Data deduplication is currently one of the hottest topics in data protection. BM asks Janae Lee, VP of Corporate and Product Marketing at Quantum Corporation, about the key business benefits of data deduplication.
Data deduplication is all about efficiency, it allows customers to dramatically reduce – by 90% or more – the storage and network bandwidth needed to take backups, store them on disk, and move the data offsite. Data deduplication makes disk-based backup and WAN-based replication (for disaster recovery) affordable. The result is faster backups, more data available for fast, reliable restore, lower administrative costs and more secure disaster recovery options.
Whenever a new data storage technology comes along companies considering deduplication are wary of losing data that’s falsely deemed duplicative.

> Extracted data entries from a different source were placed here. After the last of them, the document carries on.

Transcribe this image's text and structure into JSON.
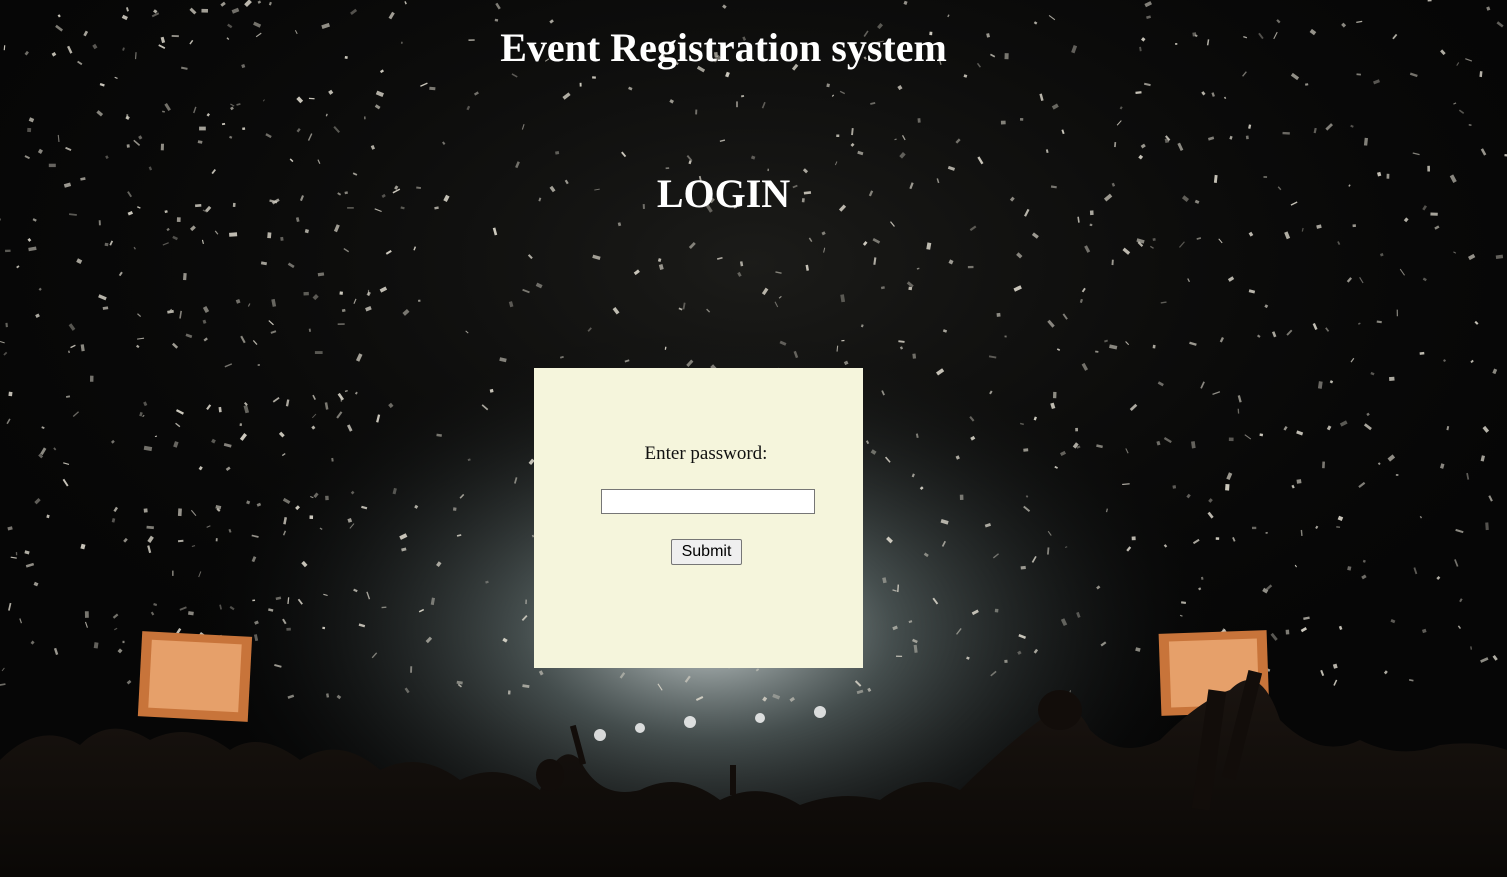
{
  "page": {
    "title": "Event Registration system"
  },
  "login": {
    "heading": "LOGIN",
    "password_label": "Enter password:",
    "password_value": "",
    "submit_label": "Submit"
  },
  "colors": {
    "title_text": "#ffffff",
    "login_box_bg": "#f5f5dc",
    "page_bg": "#050505"
  },
  "background": {
    "description_icon": "concert-crowd-confetti-background"
  }
}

For example, when RAID was new people would ask: “You’re writing my data in stripes across different disks? Are you sure I’ll be able to read it?” Any new data protection technology that doesn’t improve on data integrity doesn’t get adopted, and deduplication is no exception. Data in any commercial quality deduplication system has improvements in data integrity when compared to standard data stored in a RAID system. The foundational patent on variable-length block data deduplication was issued in 1999 (Quantum holds that patent), solutions have been in the market for several years and there are thousands of end users applying the technology, if an end user is concerned, they should ask their prospective vendors how they protect data integrity.
Data deduplication also makes it practical to use standard WANs – even lower bandwidth WANs – to copy backup data between sites. That is a really profound and far-reaching change. Today, most end users have isolated disk or tape backup systems in many locations. DR protection is provided by periodically using ‘tapes in trucks’ – creating removable media and moving it off site. This creates administration, logistics and data security issues particularly for smaller sites with limited IT staff. Deduplicated replication means users can keep local copies for restores and create daily remote copies for DR without having to move anything. So they get more reliable protection with lower administrative hassle and cost.
Deduplication is in the process of extending its range and integrating with other data protection technologies. Most deduplication systems were initially designed to suit either midrange or enterprise environments – we are now seeing the first products that use the same technology for both large and small systems, providing end-to-end solutions. This trend will accelerate. This is also true for integration with tape, which is important because users will continue to leverage the economic, power and cooling advantages of removable media for medium to long-term retention, reserving disk for data that needs frequent restores. We have deduplication systems that can automatically create tape today, but there is literally only one backup package with hooks to manage that process. Soon, we expect to see many more applications integrate tape creation and replication management. Likewise we will see more software tools offered to let users manage all those connected resources from a single interface.
As VP of Corporate and Product Marketing at Quantum Corporation, Janae Lee oversees all outbound customer and partner relationship marketing, product line management across Quantum’s disk, software and tape portfolios and corporate marketing functions.